Bryn sah unbeeindruckt aus. „Obwohl er fremdgegangen ist?“
„Leute!“, rief Keira. Sie hatte keinen Bock auf Rumgezicke. Sie starrte noch immer auf ihr Handy.
Bryn nahm es ihr aus der Hand.
„Denk nicht mal dran“, sagte sie streng.
„Tue ich ja gar nicht!“, rief Keira empört.
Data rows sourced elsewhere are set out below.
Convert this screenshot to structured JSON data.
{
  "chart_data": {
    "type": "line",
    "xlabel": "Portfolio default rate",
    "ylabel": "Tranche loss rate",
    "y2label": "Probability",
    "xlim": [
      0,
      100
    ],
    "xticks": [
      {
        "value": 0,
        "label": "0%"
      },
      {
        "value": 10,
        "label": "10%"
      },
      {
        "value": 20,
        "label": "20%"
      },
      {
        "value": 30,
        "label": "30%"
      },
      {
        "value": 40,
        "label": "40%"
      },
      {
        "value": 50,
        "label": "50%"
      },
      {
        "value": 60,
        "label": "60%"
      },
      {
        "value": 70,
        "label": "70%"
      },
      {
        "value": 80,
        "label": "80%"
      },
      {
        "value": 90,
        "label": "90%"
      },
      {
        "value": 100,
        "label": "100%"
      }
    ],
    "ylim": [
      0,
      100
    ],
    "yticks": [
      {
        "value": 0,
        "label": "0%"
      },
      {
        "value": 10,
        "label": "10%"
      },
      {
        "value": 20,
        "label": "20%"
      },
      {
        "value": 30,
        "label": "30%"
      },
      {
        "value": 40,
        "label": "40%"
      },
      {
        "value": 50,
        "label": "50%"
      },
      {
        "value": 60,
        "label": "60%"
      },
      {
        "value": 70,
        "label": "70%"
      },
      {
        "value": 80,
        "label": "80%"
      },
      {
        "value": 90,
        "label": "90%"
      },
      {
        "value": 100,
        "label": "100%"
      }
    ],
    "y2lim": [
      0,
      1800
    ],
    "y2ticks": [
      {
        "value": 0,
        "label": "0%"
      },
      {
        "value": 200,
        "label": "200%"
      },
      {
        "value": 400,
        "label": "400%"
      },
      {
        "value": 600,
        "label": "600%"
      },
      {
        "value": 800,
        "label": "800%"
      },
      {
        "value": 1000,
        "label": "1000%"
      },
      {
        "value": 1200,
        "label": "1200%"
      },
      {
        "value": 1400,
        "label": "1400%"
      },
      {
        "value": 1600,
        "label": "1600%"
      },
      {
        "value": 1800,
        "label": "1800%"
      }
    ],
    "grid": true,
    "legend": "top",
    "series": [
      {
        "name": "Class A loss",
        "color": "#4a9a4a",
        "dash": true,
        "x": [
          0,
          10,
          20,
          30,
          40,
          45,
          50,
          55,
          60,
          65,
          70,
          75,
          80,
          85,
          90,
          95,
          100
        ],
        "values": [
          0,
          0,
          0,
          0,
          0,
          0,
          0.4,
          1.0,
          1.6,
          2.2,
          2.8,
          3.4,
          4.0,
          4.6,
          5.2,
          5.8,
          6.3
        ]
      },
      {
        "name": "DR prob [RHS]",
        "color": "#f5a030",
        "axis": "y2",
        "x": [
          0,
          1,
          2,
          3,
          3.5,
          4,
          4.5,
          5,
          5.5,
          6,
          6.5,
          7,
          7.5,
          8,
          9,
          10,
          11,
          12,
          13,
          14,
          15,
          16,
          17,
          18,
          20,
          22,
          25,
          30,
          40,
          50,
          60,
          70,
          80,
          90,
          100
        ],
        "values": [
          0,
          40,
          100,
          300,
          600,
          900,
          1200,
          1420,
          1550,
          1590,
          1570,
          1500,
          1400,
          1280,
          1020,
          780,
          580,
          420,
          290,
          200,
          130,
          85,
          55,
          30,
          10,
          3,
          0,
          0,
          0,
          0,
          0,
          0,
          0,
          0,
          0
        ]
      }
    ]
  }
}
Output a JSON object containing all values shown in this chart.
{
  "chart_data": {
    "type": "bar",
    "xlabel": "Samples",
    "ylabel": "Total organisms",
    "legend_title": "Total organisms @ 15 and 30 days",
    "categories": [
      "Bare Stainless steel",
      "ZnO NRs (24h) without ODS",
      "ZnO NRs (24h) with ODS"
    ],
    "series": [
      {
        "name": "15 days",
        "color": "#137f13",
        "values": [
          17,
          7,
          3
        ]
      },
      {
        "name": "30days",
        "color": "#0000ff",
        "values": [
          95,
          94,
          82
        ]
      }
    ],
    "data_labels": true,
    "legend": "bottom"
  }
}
Aber Bryn hatte recht. Ein winziger Teil von ihr hatte darüber nachgedacht. Trotz all seiner Fehler hatte Zach sie gern gehabt. Sie waren zwei Jahre zusammen gewesen, hatten zusammen gewohnt. Er war verlässlich gewesen. Und vertraut. Bloß die Tatsache, dass für sie die Karriere vor der Beziehung kam, hatte alles zunichte gemacht. Hatte einen Keil zwischen sie getrieben und ihn in die Arme von Julia.
Bryn schaute sie finster an und ließ das Handy über ihrem Weinglas baumeln.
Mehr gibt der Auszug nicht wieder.